Com um quadro social melhor do que os três primeiros países visitados por Lula (Moçambique, Angola e São Tomé e Príncipe), a Namíbia não deixou de pedir auxílio ao Brasil para solucionar o problema que, além da Aids, ameaça o país a perder a sua estabilidade: a questão agrária. Na Namíbia, o problema revela desequilíbrios estruturais herdados do sistema sul-africano. O governo instituiu um programa de venda voluntária de terras, cujo sucesso tem sido limitado, e anunciou desapropriações, mas pretende resolver o problema dentro dos marcos legais. Por isso, o Brasil vai orientar a Namíbia no que diz respeito ao assentamento e a titulação de terras. Mas não só o setor rural receberá auxílio. Experiências brasileiras na construção de moradias populares poderão ser adotadas para contribuir com o desenvolvimento urbano local.
A última etapa da visita de Lula ao continente africano não foi menos importante. Na África do Sul, a conotação foi política, uma vez que o país mantém uma relativa estabilidade econômica e integra, ao lado do Brasil e da Índia, o grupo do G-3 – que tem como objetivo fortalecer países do hemisfério sul para enfrentar os países desenvolvidos nas negociações multilaterais de comércio exterior. O presidente brasileiro aproveitou para assinar acordos bilaterais na área de cooperação científica e tecnológica, bem como protocolos para evitar a bitributação – que dificulta o comércio entre os dois países. Lula quer intensificar o comércio com a África do Sul e vê no país um mercado promissor para o Brasil estender as suas relações econômicas.
Investimentos de R$ 500 bilhões até 2006
A intenção do governo brasileiro é que, até o final do mandato do presidente Lula, o Brasil tenha investido mais de R$ 500 milhões em São Tomé e Príncipe, Angola, Moçambique, Namíbia e África do Sul. Os recursos serão voltados, principalmente, para as áreas de agricultura, saúde e educação.

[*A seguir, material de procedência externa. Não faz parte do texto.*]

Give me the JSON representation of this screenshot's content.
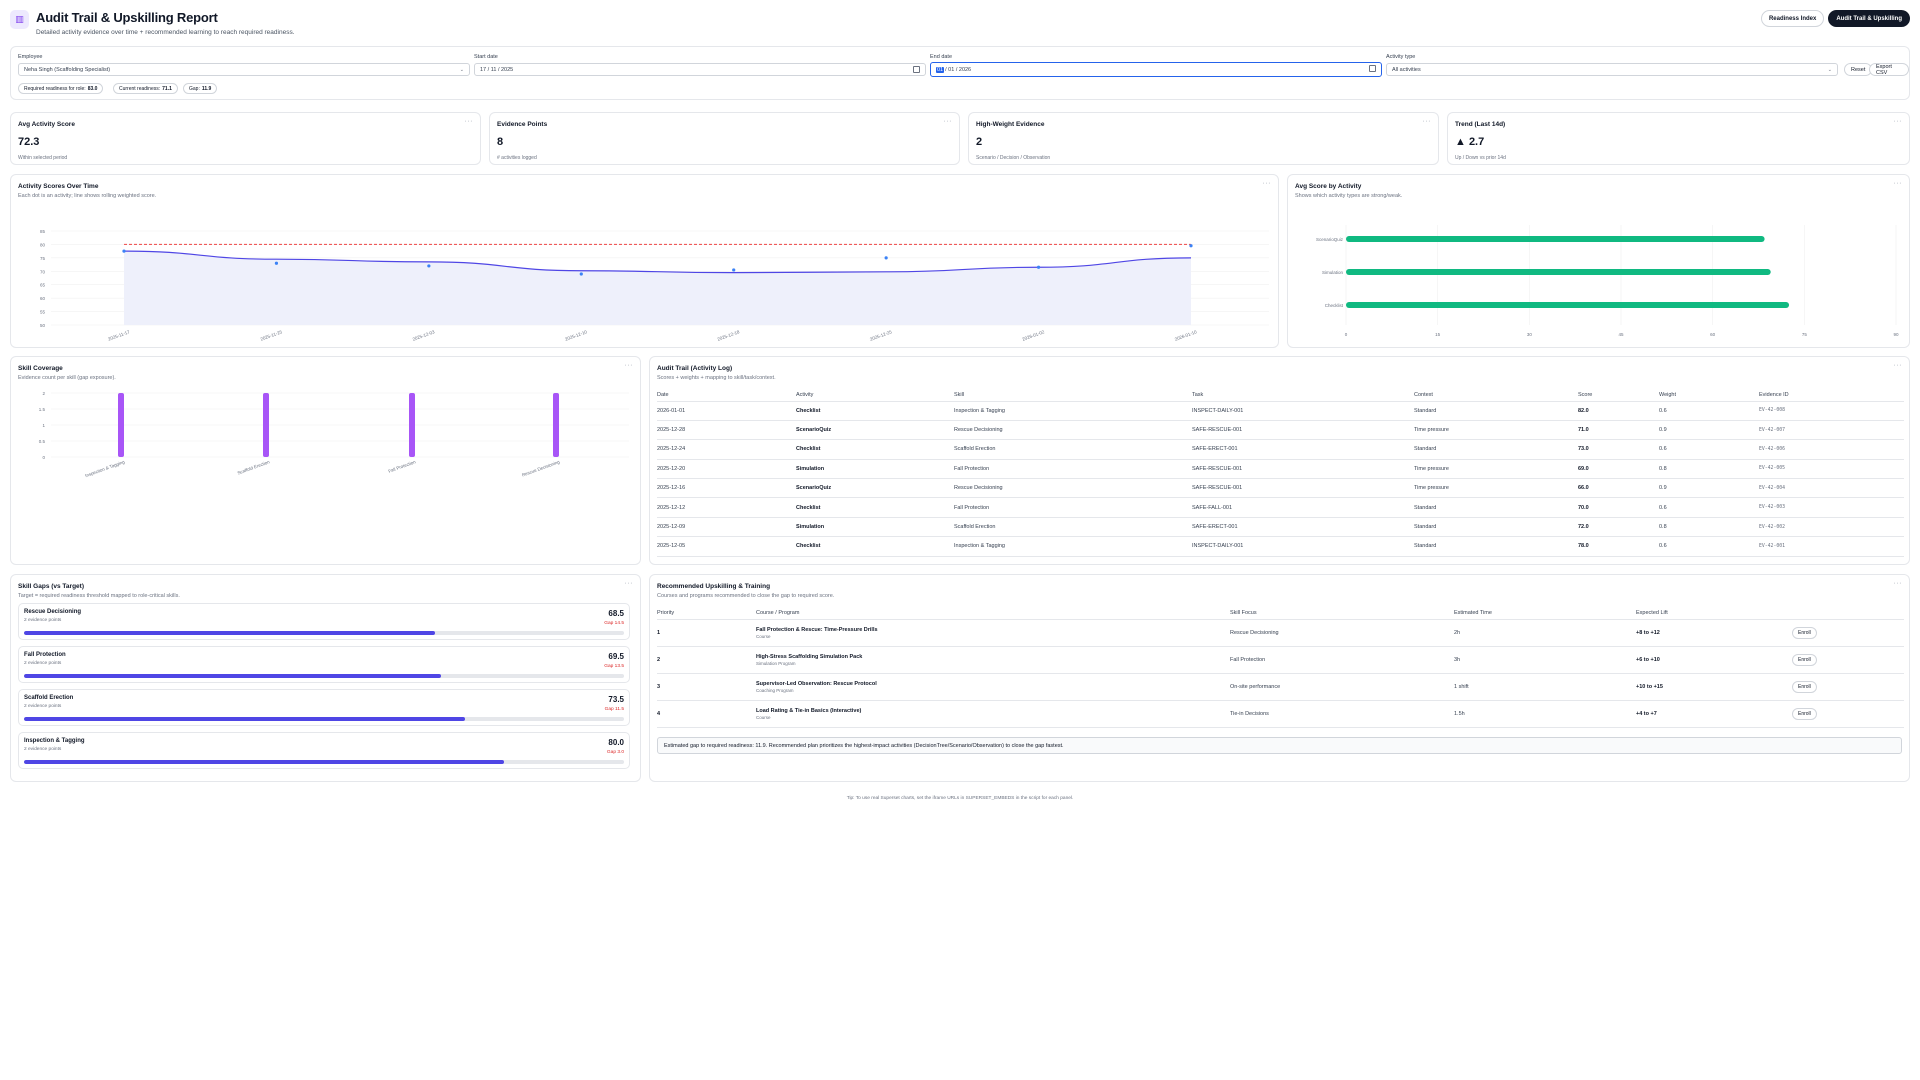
{
  "header": {
    "title": "Audit Trail & Upskilling Report",
    "subtitle": "Detailed activity evidence over time + recommended learning to reach required readiness.",
    "btn_readiness": "Readiness Index",
    "btn_audit": "Audit Trail & Upskilling"
  },
  "filters": {
    "employee_label": "Employee",
    "employee_value": "Neha Singh (Scaffolding Specialist)",
    "start_label": "Start date",
    "start_value": "17 / 11 / 2025",
    "end_label": "End date",
    "end_value_hl": "01",
    "end_value_rest": "/ 01 / 2026",
    "type_label": "Activity type",
    "type_value": "All activities",
    "reset": "Reset",
    "export": "Export CSV",
    "chip_req_label": "Required readiness for role:",
    "chip_req_value": "83.0",
    "chip_cur_label": "Current readiness:",
    "chip_cur_value": "71.1",
    "chip_gap_label": "Gap:",
    "chip_gap_value": "11.9"
  },
  "kpis": [
    {
      "title": "Avg Activity Score",
      "value": "72.3",
      "caption": "Within selected period"
    },
    {
      "title": "Evidence Points",
      "value": "8",
      "caption": "# activities logged"
    },
    {
      "title": "High-Weight Evidence",
      "value": "2",
      "caption": "Scenario / Decision / Observation"
    },
    {
      "title": "Trend (Last 14d)",
      "value": "▲ 2.7",
      "caption": "Up / Down vs prior 14d"
    }
  ],
  "menu_dots": "···",
  "scores_panel": {
    "title": "Activity Scores Over Time",
    "subtitle": "Each dot is an activity; line shows rolling weighted score."
  },
  "avg_panel": {
    "title": "Avg Score by Activity",
    "subtitle": "Shows which activity types are strong/weak."
  },
  "coverage_panel": {
    "title": "Skill Coverage",
    "subtitle": "Evidence count per skill (gap exposure)."
  },
  "audit_panel": {
    "title": "Audit Trail (Activity Log)",
    "subtitle": "Scores + weights + mapping to skill/task/context."
  },
  "gaps_panel": {
    "title": "Skill Gaps (vs Target)",
    "subtitle": "Target = required readiness threshold mapped to role-critical skills."
  },
  "rec_panel": {
    "title": "Recommended Upskilling & Training",
    "subtitle": "Courses and programs recommended to close the gap to required score."
  },
  "chart_data": [
    {
      "type": "line",
      "title": "Activity Scores Over Time",
      "x": [
        "2025-11-17",
        "2025-11-25",
        "2025-12-03",
        "2025-12-10",
        "2025-12-18",
        "2025-12-25",
        "2026-01-02",
        "2026-01-10"
      ],
      "yticks": [
        "50",
        "55",
        "60",
        "65",
        "70",
        "75",
        "80",
        "85"
      ],
      "ylim": [
        50,
        85
      ],
      "series": [
        {
          "values": [
            77.5,
            74.5,
            73.5,
            70.2,
            69.5,
            69.8,
            71.5,
            75.0
          ]
        }
      ],
      "points": [
        {
          "x": 0.0,
          "y": 77.5
        },
        {
          "x": 1.0,
          "y": 73.0
        },
        {
          "x": 2.0,
          "y": 72.0
        },
        {
          "x": 3.0,
          "y": 69.0
        },
        {
          "x": 4.0,
          "y": 70.5
        },
        {
          "x": 5.0,
          "y": 75.0
        },
        {
          "x": 6.0,
          "y": 71.5
        },
        {
          "x": 7.0,
          "y": 79.5
        }
      ],
      "required": 80.0,
      "grid": true
    },
    {
      "type": "bar",
      "title": "Avg Score by Activity",
      "orientation": "horizontal",
      "categories": [
        "ScenarioQuiz",
        "Simulation",
        "Checklist"
      ],
      "values": [
        68.5,
        69.5,
        72.5
      ],
      "xticks": [
        "0",
        "15",
        "30",
        "45",
        "60",
        "75",
        "90"
      ],
      "xlim": [
        0,
        90
      ],
      "color": "#10b981"
    },
    {
      "type": "bar",
      "title": "Skill Coverage",
      "categories": [
        "Inspection & Tagging",
        "Scaffold Erection",
        "Fall Protection",
        "Rescue Decisioning"
      ],
      "values": [
        2,
        2,
        2,
        2
      ],
      "yticks": [
        "0",
        "0.5",
        "1",
        "1.5",
        "2"
      ],
      "ylim": [
        0,
        2
      ],
      "color": "#a855f7"
    }
  ],
  "audit": {
    "columns": [
      "Date",
      "Activity",
      "Skill",
      "Task",
      "Context",
      "Score",
      "Weight",
      "Evidence ID"
    ],
    "rows": [
      [
        "2026-01-01",
        "Checklist",
        "Inspection & Tagging",
        "INSPECT-DAILY-001",
        "Standard",
        "82.0",
        "0.6",
        "EV-42-008"
      ],
      [
        "2025-12-28",
        "ScenarioQuiz",
        "Rescue Decisioning",
        "SAFE-RESCUE-001",
        "Time pressure",
        "71.0",
        "0.9",
        "EV-42-007"
      ],
      [
        "2025-12-24",
        "Checklist",
        "Scaffold Erection",
        "SAFE-ERECT-001",
        "Standard",
        "73.0",
        "0.6",
        "EV-42-006"
      ],
      [
        "2025-12-20",
        "Simulation",
        "Fall Protection",
        "SAFE-RESCUE-001",
        "Time pressure",
        "69.0",
        "0.8",
        "EV-42-005"
      ],
      [
        "2025-12-16",
        "ScenarioQuiz",
        "Rescue Decisioning",
        "SAFE-RESCUE-001",
        "Time pressure",
        "66.0",
        "0.9",
        "EV-42-004"
      ],
      [
        "2025-12-12",
        "Checklist",
        "Fall Protection",
        "SAFE-FALL-001",
        "Standard",
        "70.0",
        "0.6",
        "EV-42-003"
      ],
      [
        "2025-12-09",
        "Simulation",
        "Scaffold Erection",
        "SAFE-ERECT-001",
        "Standard",
        "72.0",
        "0.8",
        "EV-42-002"
      ],
      [
        "2025-12-05",
        "Checklist",
        "Inspection & Tagging",
        "INSPECT-DAILY-001",
        "Standard",
        "78.0",
        "0.6",
        "EV-42-001"
      ]
    ]
  },
  "gaps": [
    {
      "name": "Rescue Decisioning",
      "sub": "2 evidence points",
      "value": "68.5",
      "gap": "Gap 14.5",
      "progress": 0.685
    },
    {
      "name": "Fall Protection",
      "sub": "2 evidence points",
      "value": "69.5",
      "gap": "Gap 13.5",
      "progress": 0.695
    },
    {
      "name": "Scaffold Erection",
      "sub": "2 evidence points",
      "value": "73.5",
      "gap": "Gap 11.5",
      "progress": 0.735
    },
    {
      "name": "Inspection & Tagging",
      "sub": "2 evidence points",
      "value": "80.0",
      "gap": "Gap 3.0",
      "progress": 0.8
    }
  ],
  "recs": {
    "columns": [
      "Priority",
      "Course / Program",
      "Skill Focus",
      "Estimated Time",
      "Expected Lift",
      ""
    ],
    "rows": [
      {
        "priority": "1",
        "course": "Fall Protection & Rescue: Time-Pressure Drills",
        "type": "Course",
        "skill": "Rescue Decisioning",
        "time": "2h",
        "lift": "+8 to +12",
        "action": "Enroll"
      },
      {
        "priority": "2",
        "course": "High-Stress Scaffolding Simulation Pack",
        "type": "Simulation Program",
        "skill": "Fall Protection",
        "time": "3h",
        "lift": "+6 to +10",
        "action": "Enroll"
      },
      {
        "priority": "3",
        "course": "Supervisor-Led Observation: Rescue Protocol",
        "type": "Coaching Program",
        "skill": "On-site performance",
        "time": "1 shift",
        "lift": "+10 to +15",
        "action": "Enroll"
      },
      {
        "priority": "4",
        "course": "Load Rating & Tie-in Basics (Interactive)",
        "type": "Course",
        "skill": "Tie-in Decisions",
        "time": "1.5h",
        "lift": "+4 to +7",
        "action": "Enroll"
      }
    ],
    "note": "Estimated gap to required readiness: 11.9. Recommended plan prioritizes the highest-impact activities (DecisionTree/Scenario/Observation) to close the gap fastest."
  },
  "footer": "Tip: To use real Superset charts, set the iframe URLs in SUPERSET_EMBEDS in the script for each panel.",
  "colors": {
    "accent": "#4f46e5",
    "line": "#4f46e5",
    "dot": "#3b82f6",
    "required": "#ef4444",
    "bar_green": "#10b981",
    "bar_purple": "#a855f7",
    "gap_red": "#dc2626"
  }
}
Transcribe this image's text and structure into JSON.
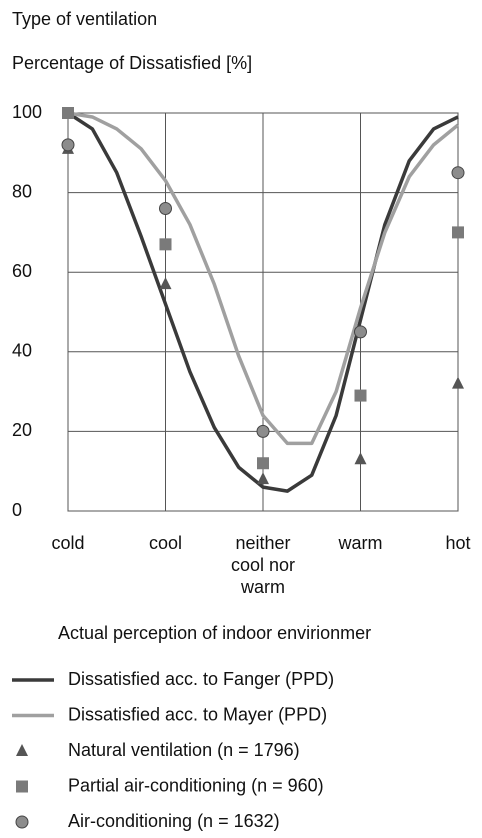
{
  "chart_data": {
    "type": "line",
    "title": "Type of ventilation",
    "subtitle": "Percentage of Dissatisfied [%]",
    "x_label": "Actual perception of indoor envirionmer",
    "xlim": [
      0,
      4
    ],
    "xticks": [
      {
        "value": 0,
        "label": "cold"
      },
      {
        "value": 1,
        "label": "cool"
      },
      {
        "value": 2,
        "label": "neither cool nor warm"
      },
      {
        "value": 3,
        "label": "warm"
      },
      {
        "value": 4,
        "label": "hot"
      }
    ],
    "ylim": [
      0,
      100
    ],
    "yticks": [
      0,
      20,
      40,
      60,
      80,
      100
    ],
    "grid": true,
    "series": [
      {
        "name": "Dissatisfied acc. to Fanger (PPD)",
        "kind": "line",
        "color": "#3a3a3a",
        "x": [
          0,
          0.25,
          0.5,
          0.75,
          1,
          1.25,
          1.5,
          1.75,
          2,
          2.25,
          2.5,
          2.75,
          3,
          3.25,
          3.5,
          3.75,
          4
        ],
        "values": [
          100,
          96,
          85,
          69,
          52,
          35,
          21,
          11,
          6,
          5,
          9,
          24,
          48,
          72,
          88,
          96,
          99
        ]
      },
      {
        "name": "Dissatisfied acc. to Mayer (PPD)",
        "kind": "line",
        "color": "#a0a0a0",
        "x": [
          0,
          0.25,
          0.5,
          0.75,
          1,
          1.25,
          1.5,
          1.75,
          2,
          2.25,
          2.5,
          2.75,
          3,
          3.25,
          3.5,
          3.75,
          4
        ],
        "values": [
          100,
          99,
          96,
          91,
          83,
          72,
          57,
          39,
          24,
          17,
          17,
          30,
          51,
          70,
          84,
          92,
          97
        ]
      },
      {
        "name": "Natural ventilation (n = 1796)",
        "kind": "triangle",
        "color": "#555555",
        "x": [
          0,
          1,
          2,
          3,
          4
        ],
        "values": [
          91,
          57,
          8,
          13,
          32
        ]
      },
      {
        "name": "Partial air-conditioning (n = 960)",
        "kind": "square",
        "color": "#7a7a7a",
        "x": [
          0,
          1,
          2,
          3,
          4
        ],
        "values": [
          100,
          67,
          12,
          29,
          70
        ]
      },
      {
        "name": "Air-conditioning (n = 1632)",
        "kind": "circle",
        "color": "#8c8c8c",
        "x": [
          0,
          1,
          2,
          3,
          4
        ],
        "values": [
          92,
          76,
          20,
          45,
          85
        ]
      }
    ]
  }
}
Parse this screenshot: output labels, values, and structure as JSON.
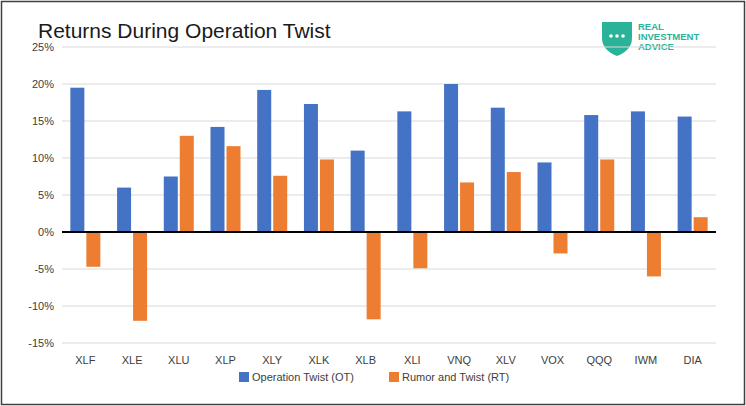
{
  "chart_data": {
    "type": "bar",
    "title": "Returns During Operation Twist",
    "annotations": [
      "REAL",
      "INVESTMENT",
      "ADVICE"
    ],
    "categories": [
      "XLF",
      "XLE",
      "XLU",
      "XLP",
      "XLY",
      "XLK",
      "XLB",
      "XLI",
      "VNQ",
      "XLV",
      "VOX",
      "QQQ",
      "IWM",
      "DIA"
    ],
    "series": [
      {
        "name": "Operation Twist (OT)",
        "color": "#4472c4",
        "values": [
          19.5,
          6,
          7.5,
          14.2,
          19.2,
          17.3,
          11,
          16.3,
          20,
          16.8,
          9.4,
          15.8,
          16.3,
          15.6
        ]
      },
      {
        "name": "Rumor and Twist (RT)",
        "color": "#ed7d31",
        "values": [
          -4.7,
          -12,
          13,
          11.6,
          7.6,
          9.8,
          -11.8,
          -4.9,
          6.7,
          8.1,
          -2.9,
          9.8,
          -6,
          2
        ]
      }
    ],
    "ylim": [
      -15,
      25
    ],
    "yticks": [
      {
        "value": -15,
        "label": "-15%"
      },
      {
        "value": -10,
        "label": "-10%"
      },
      {
        "value": -5,
        "label": "-5%"
      },
      {
        "value": 0,
        "label": "0%"
      },
      {
        "value": 5,
        "label": "5%"
      },
      {
        "value": 10,
        "label": "10%"
      },
      {
        "value": 15,
        "label": "15%"
      },
      {
        "value": 20,
        "label": "20%"
      },
      {
        "value": 25,
        "label": "25%"
      }
    ],
    "grid": true,
    "legend": "bottom"
  }
}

Segundo o diretor-geral do Departamento da África do Ministério das Relações Exteriores, embaixador Pedro Motta Coelho Pinto, os recursos fazem parte da primeira fase de acordos com países africanos. "Esses recursos são conservadores. É possível que sejam bem mais, pois ainda existem termos de concessão de bolsa de estudos e vagas em universidades brasileiras", explicou.
A diplomacia brasileira e o próprio presidente Lula fizeram um balanço positivo da viagem. O presidente chegou a confessar, na última entrevista concedida na África do Sul, que deixava o continente de "alma lavada" e com o sentimento de "dever cumprido". Isso porque, segundo Lula, intensificar as relações do Brasil com a África e, principalmente, ajudar o continente a superar as suas principais dificuldades, era um compromisso antigo e pessoal.
A visita de Lula também demonstrou a tônica das negociações internacionais do governo brasileiro. Além de investir nos mercados muito explorados nos últimos anos, como o Mercosul e a União Européia, Lula quer "abrir" os horizontes em busca de novas oportunidades. Durante as décadas de 80 e 90, o comércio com o continente africano foi praticamente inexistente.
Em dezembro deste ano, ele continua a sua jornada em busca de novos mercados exportadores. O presidente vai visitar o Oriente Médio no que já pode ser considerada a nova "jornada" política, econômica e empresarial do presidente e da diplomacia brasileira. Serão seis países visitados em nove dias de viagem: Síria, Líbano, Arábia Saudita, Emirados Árabes, Egito e Líbia. Em janeiro de 2004, o presidente já anunciou que pretende começar o ano visitando a Índia – outro mercado que promete intensificar as relações comerciais com o Brasil. Lula também vai dedicar parte do ano que vem para buscar parceiros considerados de "peso" para a economia brasileira, mas que hoje ainda são pouco representativos na economia do país, como a Rússia e a China.